Patent protection, for example, plays a significant role. In the U.S., patents are a government-granted monopoly towards the inventor for a limited period of 20 years. As WIPO’s 2015 World Intellectual Property Report on Breakthrough Innovation and Economic Growth has shown, 3D printing companies are enforcing patents heavily. These include not only specialist 3D printing companies but also major manufacturing companies, such as GE and Siemens. One of the reasons why patent protection is an important strategy over 3D printing is that such protection covers a wide variety of objects, including printers, the components of such printers, the manufacturing processes, and the products. In addition, the industrial 3D printing sector does not solely rely on patent law in its protection strategy. Trade secrets, copyright, and trademark protections also play a role.

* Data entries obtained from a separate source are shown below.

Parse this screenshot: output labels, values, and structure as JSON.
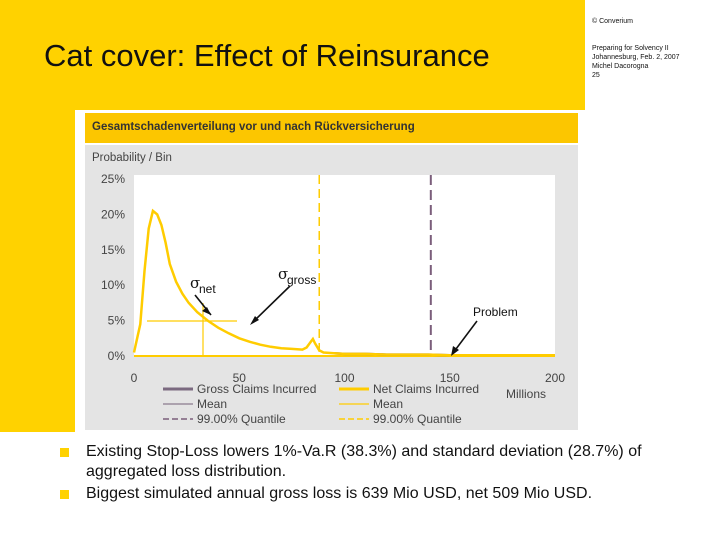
{
  "slide": {
    "title": "Cat cover: Effect of Reinsurance",
    "copyright": "© Converium",
    "meta": [
      "Preparing for Solvency II",
      "Johannesburg, Feb. 2, 2007",
      "Michel Dacorogna",
      "25"
    ]
  },
  "bullets": [
    "Existing Stop-Loss lowers 1%-Va.R (38.3%) and standard deviation (28.7%) of aggregated loss distribution.",
    "Biggest simulated annual gross loss is 639 Mio USD, net 509 Mio USD."
  ],
  "colors": {
    "brand_yellow": "#ffd200",
    "gross": "#7b6a80",
    "net": "#ffcc00",
    "quantile_gross": "#7b5e7b"
  },
  "chart_data": {
    "type": "line",
    "title": "Gesamtschadenverteilung vor und nach Rückversicherung",
    "ylabel": "Probability / Bin",
    "xlabel": "Millions",
    "xlim": [
      0,
      200
    ],
    "ylim": [
      0,
      0.25
    ],
    "xticks": [
      0,
      50,
      100,
      150,
      200
    ],
    "xtick_labels": [
      "0",
      "50",
      "100",
      "150",
      "200"
    ],
    "yticks": [
      0,
      0.05,
      0.1,
      0.15,
      0.2,
      0.25
    ],
    "ytick_labels": [
      "0%",
      "5%",
      "10%",
      "15%",
      "20%",
      "25%"
    ],
    "grid": false,
    "legend_position": "bottom",
    "series": [
      {
        "name": "Gross Claims Incurred",
        "color": "#7b6a80",
        "x": [
          95,
          100,
          110,
          120,
          130,
          140,
          150,
          160,
          170,
          180,
          190,
          200
        ],
        "y": [
          0.004,
          0.003,
          0.003,
          0.002,
          0.002,
          0.002,
          0.001,
          0.001,
          0.001,
          0.001,
          0.001,
          0.001
        ]
      },
      {
        "name": "Net Claims Incurred",
        "color": "#ffcc00",
        "x": [
          0,
          3,
          5,
          7,
          9,
          11,
          13,
          15,
          17,
          20,
          23,
          26,
          30,
          35,
          40,
          45,
          50,
          55,
          60,
          65,
          70,
          75,
          80,
          82,
          84,
          85,
          86,
          88,
          90,
          95,
          100,
          110,
          120,
          130,
          140,
          150,
          160,
          170,
          180,
          190,
          200
        ],
        "y": [
          0.005,
          0.045,
          0.12,
          0.18,
          0.205,
          0.2,
          0.185,
          0.16,
          0.13,
          0.105,
          0.088,
          0.075,
          0.062,
          0.05,
          0.04,
          0.032,
          0.025,
          0.02,
          0.016,
          0.013,
          0.011,
          0.01,
          0.009,
          0.012,
          0.02,
          0.024,
          0.018,
          0.008,
          0.005,
          0.004,
          0.003,
          0.003,
          0.002,
          0.002,
          0.002,
          0.001,
          0.001,
          0.001,
          0.001,
          0.001,
          0.001
        ]
      }
    ],
    "reference_lines": [
      {
        "name": "Mean",
        "series": "Gross Claims Incurred",
        "style": "solid",
        "color": "#8a7a8e"
      },
      {
        "name": "99.00% Quantile",
        "series": "Gross Claims Incurred",
        "style": "dashed",
        "color": "#7b5e7b",
        "x": 141
      },
      {
        "name": "Mean",
        "series": "Net Claims Incurred",
        "style": "solid",
        "color": "#ffcc00"
      },
      {
        "name": "99.00% Quantile",
        "series": "Net Claims Incurred",
        "style": "dashed",
        "color": "#ffcc00",
        "x": 88
      }
    ],
    "legend": [
      {
        "label": "Gross Claims Incurred",
        "style": "thick",
        "color": "#7b6a80"
      },
      {
        "label": "Net Claims Incurred",
        "style": "thick",
        "color": "#ffcc00"
      },
      {
        "label": "Mean",
        "style": "thin",
        "color": "#8a7a8e"
      },
      {
        "label": "Mean",
        "style": "thin",
        "color": "#ffcc00"
      },
      {
        "label": "99.00% Quantile",
        "style": "dashed",
        "color": "#7b5e7b"
      },
      {
        "label": "99.00% Quantile",
        "style": "dashed",
        "color": "#ffcc00"
      }
    ],
    "annotations": [
      {
        "symbol": "σ",
        "subscript": "net"
      },
      {
        "symbol": "σ",
        "subscript": "gross"
      },
      {
        "text": "Problem"
      }
    ]
  }
}
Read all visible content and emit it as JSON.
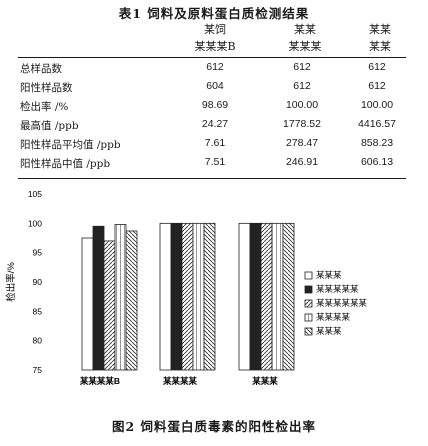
{
  "table": {
    "caption": "表1 饲料及原料蛋白质检测结果",
    "headers": [
      "某饲",
      "某某",
      "某某"
    ],
    "subheaders": [
      "某某某B",
      "某某某",
      "某某"
    ],
    "rows": [
      {
        "label": "总样品数",
        "values": [
          "612",
          "612",
          "612"
        ]
      },
      {
        "label": "阳性样品数",
        "values": [
          "604",
          "612",
          "612"
        ]
      },
      {
        "label": "检出率 /%",
        "values": [
          "98.69",
          "100.00",
          "100.00"
        ]
      },
      {
        "label": "最高值 /ppb",
        "values": [
          "24.27",
          "1778.52",
          "4416.57"
        ]
      },
      {
        "label": "阳性样品平均值 /ppb",
        "values": [
          "7.61",
          "278.47",
          "858.23"
        ]
      },
      {
        "label": "阳性样品中值 /ppb",
        "values": [
          "7.51",
          "246.91",
          "606.13"
        ]
      }
    ]
  },
  "figure": {
    "caption": "图2 饲料蛋白质毒素的阳性检出率",
    "ylabel": "检出率/%",
    "xlabels": [
      "某某某某B",
      "某某某某",
      "某某某"
    ],
    "legend": [
      "某某某",
      "某某某某某",
      "某某某某某某",
      "某某某某",
      "某某某"
    ]
  },
  "chart_data": {
    "type": "bar",
    "categories": [
      "某某某某B",
      "某某某某",
      "某某某"
    ],
    "ylabel": "检出率/%",
    "ylim": [
      75,
      105
    ],
    "yticks": [
      75,
      80,
      85,
      90,
      95,
      100,
      105
    ],
    "series": [
      {
        "name": "某某某",
        "values": [
          97.5,
          100,
          100
        ]
      },
      {
        "name": "某某某某某",
        "values": [
          99.5,
          100,
          100
        ]
      },
      {
        "name": "某某某某某某",
        "values": [
          97.0,
          100,
          100
        ]
      },
      {
        "name": "某某某某",
        "values": [
          99.8,
          100,
          100
        ]
      },
      {
        "name": "某某某",
        "values": [
          98.7,
          100,
          100
        ]
      }
    ],
    "legend_position": "right"
  }
}
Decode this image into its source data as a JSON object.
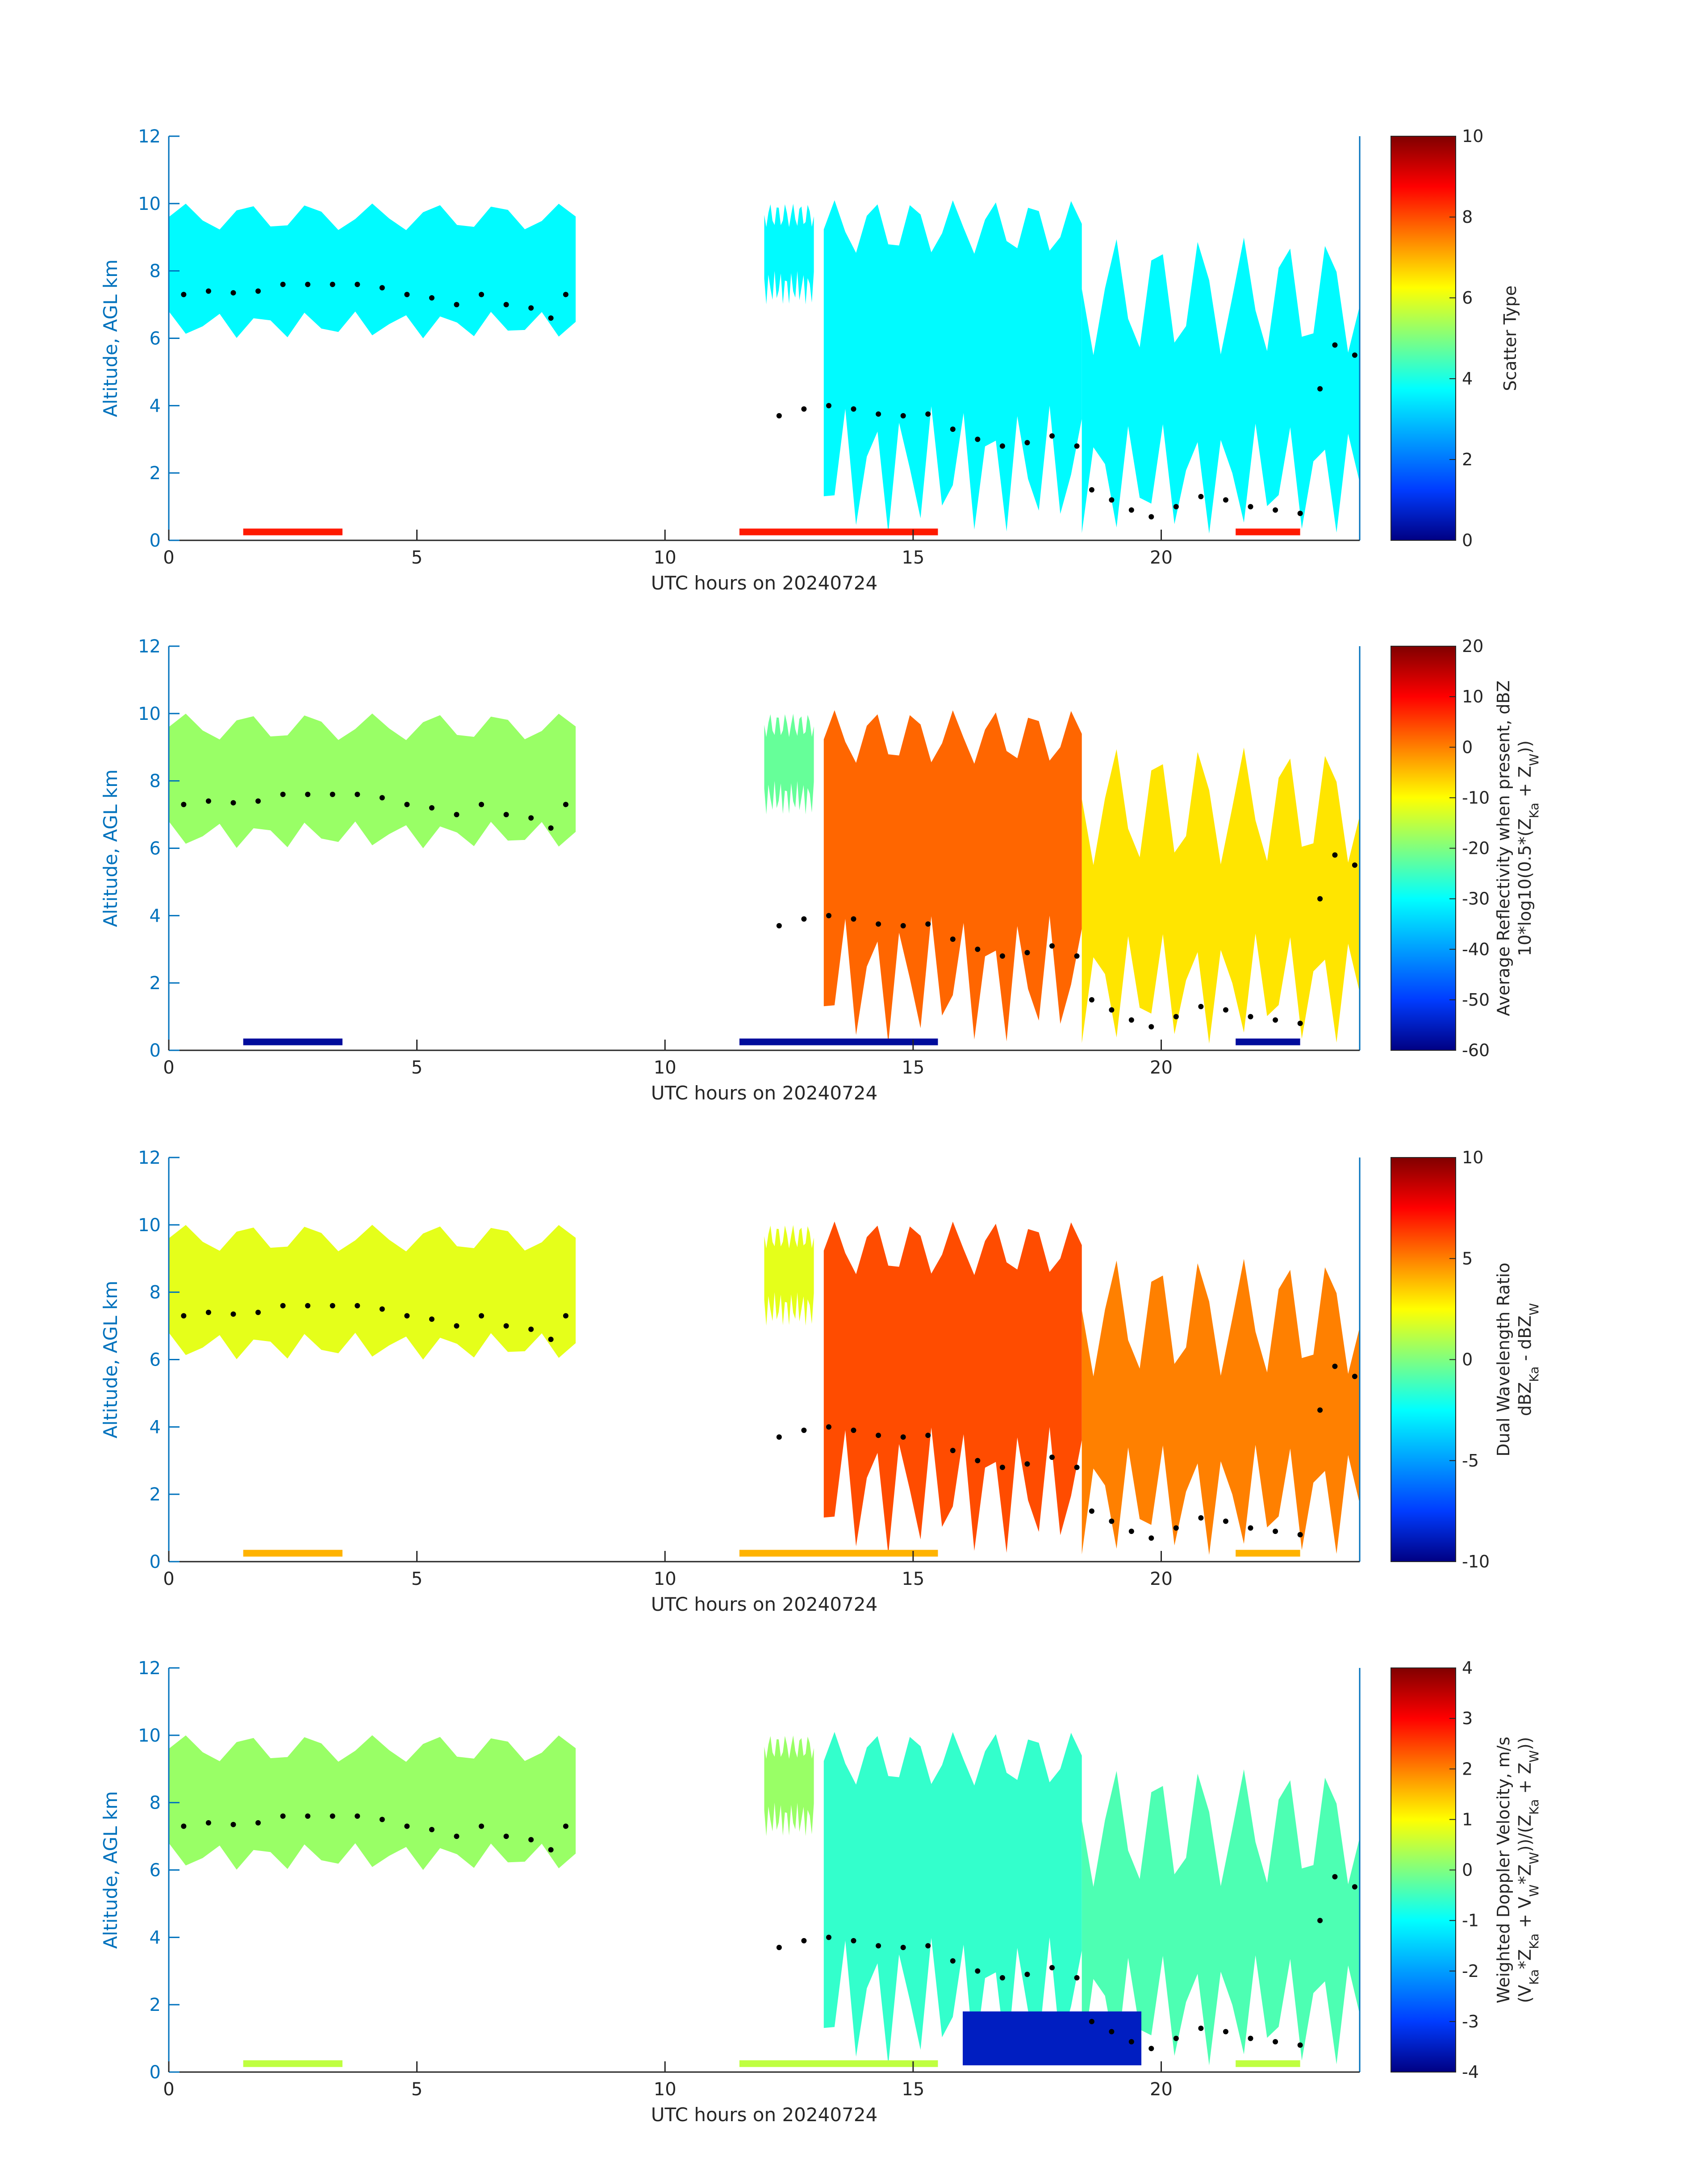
{
  "chart_data": [
    {
      "type": "heatmap",
      "panel": "scatter-type",
      "title": "",
      "xlabel": "UTC hours on 20240724",
      "ylabel": "Altitude, AGL km",
      "xlim": [
        0,
        24
      ],
      "ylim": [
        0,
        12
      ],
      "x_ticks": [
        "0",
        "5",
        "10",
        "15",
        "20"
      ],
      "y_ticks": [
        "0",
        "2",
        "4",
        "6",
        "8",
        "10",
        "12"
      ],
      "colorbar": {
        "label_lines": [
          "Scatter Type"
        ],
        "range": [
          0,
          10
        ],
        "ticks": [
          "0",
          "2",
          "4",
          "6",
          "8",
          "10"
        ]
      },
      "dominant_value": 3.7,
      "cloud_regions": [
        {
          "hours": [
            0,
            8.2
          ],
          "base_km": [
            6.0,
            6.8
          ],
          "top_km": [
            9.2,
            10.0
          ],
          "value": 3.7
        },
        {
          "hours": [
            12.0,
            13.0
          ],
          "base_km": [
            7.0,
            8.0
          ],
          "top_km": [
            9.3,
            10.0
          ],
          "value": 3.7
        },
        {
          "hours": [
            13.2,
            18.4
          ],
          "base_km": [
            0.2,
            4.0
          ],
          "top_km": [
            8.5,
            10.1
          ],
          "value": 3.7
        },
        {
          "hours": [
            18.4,
            24.0
          ],
          "base_km": [
            0.2,
            3.5
          ],
          "top_km": [
            5.5,
            9.0
          ],
          "value": 3.7
        }
      ],
      "surface_echo": [
        {
          "hours": [
            1.5,
            3.5
          ],
          "value": 8.5
        },
        {
          "hours": [
            11.5,
            15.5
          ],
          "value": 8.5
        },
        {
          "hours": [
            21.5,
            22.8
          ],
          "value": 8.5
        }
      ],
      "markers": {
        "name": "cloud-layer-points",
        "points": [
          [
            0.3,
            7.3
          ],
          [
            0.8,
            7.4
          ],
          [
            1.3,
            7.35
          ],
          [
            1.8,
            7.4
          ],
          [
            2.3,
            7.6
          ],
          [
            2.8,
            7.6
          ],
          [
            3.3,
            7.6
          ],
          [
            3.8,
            7.6
          ],
          [
            4.3,
            7.5
          ],
          [
            4.8,
            7.3
          ],
          [
            5.3,
            7.2
          ],
          [
            5.8,
            7.0
          ],
          [
            6.3,
            7.3
          ],
          [
            6.8,
            7.0
          ],
          [
            7.3,
            6.9
          ],
          [
            7.7,
            6.6
          ],
          [
            8.0,
            7.3
          ],
          [
            12.3,
            3.7
          ],
          [
            12.8,
            3.9
          ],
          [
            13.3,
            4.0
          ],
          [
            13.8,
            3.9
          ],
          [
            14.3,
            3.75
          ],
          [
            14.8,
            3.7
          ],
          [
            15.3,
            3.75
          ],
          [
            15.8,
            3.3
          ],
          [
            16.3,
            3.0
          ],
          [
            16.8,
            2.8
          ],
          [
            17.3,
            2.9
          ],
          [
            17.8,
            3.1
          ],
          [
            18.3,
            2.8
          ],
          [
            18.6,
            1.5
          ],
          [
            19.0,
            1.2
          ],
          [
            19.4,
            0.9
          ],
          [
            19.8,
            0.7
          ],
          [
            20.3,
            1.0
          ],
          [
            20.8,
            1.3
          ],
          [
            21.3,
            1.2
          ],
          [
            21.8,
            1.0
          ],
          [
            22.3,
            0.9
          ],
          [
            22.8,
            0.8
          ],
          [
            23.2,
            4.5
          ],
          [
            23.5,
            5.8
          ],
          [
            23.9,
            5.5
          ]
        ]
      }
    },
    {
      "type": "heatmap",
      "panel": "average-reflectivity",
      "title": "",
      "xlabel": "UTC hours on 20240724",
      "ylabel": "Altitude, AGL km",
      "xlim": [
        0,
        24
      ],
      "ylim": [
        0,
        12
      ],
      "x_ticks": [
        "0",
        "5",
        "10",
        "15",
        "20"
      ],
      "y_ticks": [
        "0",
        "2",
        "4",
        "6",
        "8",
        "10",
        "12"
      ],
      "colorbar": {
        "label_lines": [
          "Average Reflectivity when present, dBZ",
          "10*log10(0.5*(Z_Ka + Z_W))"
        ],
        "range": [
          -60,
          20
        ],
        "ticks": [
          "-60",
          "-50",
          "-40",
          "-30",
          "-20",
          "-10",
          "0",
          "10",
          "20"
        ]
      },
      "cloud_regions": [
        {
          "hours": [
            0,
            8.2
          ],
          "base_km": [
            6.0,
            6.8
          ],
          "top_km": [
            9.2,
            10.0
          ],
          "value": -18
        },
        {
          "hours": [
            12.0,
            13.0
          ],
          "base_km": [
            7.0,
            8.0
          ],
          "top_km": [
            9.3,
            10.0
          ],
          "value": -22
        },
        {
          "hours": [
            13.2,
            18.4
          ],
          "base_km": [
            0.2,
            4.0
          ],
          "top_km": [
            8.5,
            10.1
          ],
          "value": 2
        },
        {
          "hours": [
            18.4,
            24.0
          ],
          "base_km": [
            0.2,
            3.5
          ],
          "top_km": [
            5.5,
            9.0
          ],
          "value": -8
        }
      ],
      "surface_echo": [
        {
          "hours": [
            1.5,
            3.5
          ],
          "value": -58
        },
        {
          "hours": [
            11.5,
            15.5
          ],
          "value": -58
        },
        {
          "hours": [
            21.5,
            22.8
          ],
          "value": -58
        }
      ],
      "markers": {
        "name": "cloud-layer-points",
        "same_as_panel": 1
      }
    },
    {
      "type": "heatmap",
      "panel": "dual-wavelength-ratio",
      "title": "",
      "xlabel": "UTC hours on 20240724",
      "ylabel": "Altitude, AGL km",
      "xlim": [
        0,
        24
      ],
      "ylim": [
        0,
        12
      ],
      "x_ticks": [
        "0",
        "5",
        "10",
        "15",
        "20"
      ],
      "y_ticks": [
        "0",
        "2",
        "4",
        "6",
        "8",
        "10",
        "12"
      ],
      "colorbar": {
        "label_lines": [
          "Dual Wavelength Ratio",
          "dBZ_Ka - dBZ_W"
        ],
        "range": [
          -10,
          10
        ],
        "ticks": [
          "-10",
          "-5",
          "0",
          "5",
          "10"
        ]
      },
      "cloud_regions": [
        {
          "hours": [
            0,
            8.2
          ],
          "base_km": [
            6.0,
            6.8
          ],
          "top_km": [
            9.2,
            10.0
          ],
          "value": 2
        },
        {
          "hours": [
            12.0,
            13.0
          ],
          "base_km": [
            7.0,
            8.0
          ],
          "top_km": [
            9.3,
            10.0
          ],
          "value": 2
        },
        {
          "hours": [
            13.2,
            18.4
          ],
          "base_km": [
            0.2,
            4.0
          ],
          "top_km": [
            8.5,
            10.1
          ],
          "value": 6
        },
        {
          "hours": [
            18.4,
            24.0
          ],
          "base_km": [
            0.2,
            3.5
          ],
          "top_km": [
            5.5,
            9.0
          ],
          "value": 5
        }
      ],
      "surface_echo": [
        {
          "hours": [
            1.5,
            3.5
          ],
          "value": 4
        },
        {
          "hours": [
            11.5,
            15.5
          ],
          "value": 4
        },
        {
          "hours": [
            21.5,
            22.8
          ],
          "value": 4
        }
      ],
      "markers": {
        "name": "cloud-layer-points",
        "same_as_panel": 1
      }
    },
    {
      "type": "heatmap",
      "panel": "weighted-doppler-velocity",
      "title": "",
      "xlabel": "UTC hours on 20240724",
      "ylabel": "Altitude, AGL km",
      "xlim": [
        0,
        24
      ],
      "ylim": [
        0,
        12
      ],
      "x_ticks": [
        "0",
        "5",
        "10",
        "15",
        "20"
      ],
      "y_ticks": [
        "0",
        "2",
        "4",
        "6",
        "8",
        "10",
        "12"
      ],
      "colorbar": {
        "label_lines": [
          "Weighted Doppler Velocity, m/s",
          "(V_Ka*Z_Ka + V_W*Z_W))/(Z_Ka + Z_W))"
        ],
        "range": [
          -4,
          4
        ],
        "ticks": [
          "-4",
          "-3",
          "-2",
          "-1",
          "0",
          "1",
          "2",
          "3",
          "4"
        ]
      },
      "cloud_regions": [
        {
          "hours": [
            0,
            8.2
          ],
          "base_km": [
            6.0,
            6.8
          ],
          "top_km": [
            9.2,
            10.0
          ],
          "value": 0.2
        },
        {
          "hours": [
            12.0,
            13.0
          ],
          "base_km": [
            7.0,
            8.0
          ],
          "top_km": [
            9.3,
            10.0
          ],
          "value": 0.2
        },
        {
          "hours": [
            13.2,
            18.4
          ],
          "base_km": [
            0.2,
            4.0
          ],
          "top_km": [
            8.5,
            10.1
          ],
          "value": -0.6
        },
        {
          "hours": [
            18.4,
            24.0
          ],
          "base_km": [
            0.2,
            3.5
          ],
          "top_km": [
            5.5,
            9.0
          ],
          "value": -0.4
        }
      ],
      "precip_region": {
        "hours": [
          16.0,
          19.6
        ],
        "alt_km": [
          0.2,
          1.8
        ],
        "value": -3.5
      },
      "surface_echo": [
        {
          "hours": [
            1.5,
            3.5
          ],
          "value": 0.5
        },
        {
          "hours": [
            11.5,
            15.5
          ],
          "value": 0.5
        },
        {
          "hours": [
            21.5,
            22.8
          ],
          "value": 0.5
        }
      ],
      "markers": {
        "name": "cloud-layer-points",
        "same_as_panel": 1
      }
    }
  ]
}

However, there are also questions that courts need to address when it comes to the 3D printing technique. Compared to the industrial sector where the protection is similar to the other manufacturing industries, 3D printing for non-commercial purposes seems to face several new challenges. One question raised by Elsa Malaty and Guilda Rostama published in World Intellectual Property Organization (“WIPO”) Magazine is who would own an object when it is conceived by one individual, digitally modeled by another, and printed by a third individual.
Why does it matter?
With the quality of 3D printing continuing to rise and the price continuing to drop, 3D printing is now more advanced and accessible, so it can be foreseen that 3D printing-related legal protections and disputes will only increase in the future. The challenges and opportunities will come after the earliest patents start to expire. The original owners would need to develop new patentable technologies to maintain those protections. The expiration will also present an opportunity for the Open Source Community.
IP law contributes enormously to national economies. Dozens of industries, including 3D printing, rely on the adequate enforcement of IP. On the other hand, consumers benefit from IP to ensure the quality of the products, such as 3D printers. This is especially important because the availability of low-cost, high-performance 3D printers has put the technology within reach of consumers.
At the same time, IP-related issues are only one legal aspect that 3D printing raises. During the use and application of this technique, other aspects of law will undoubtedly be implicated and will need to be resolved eventually.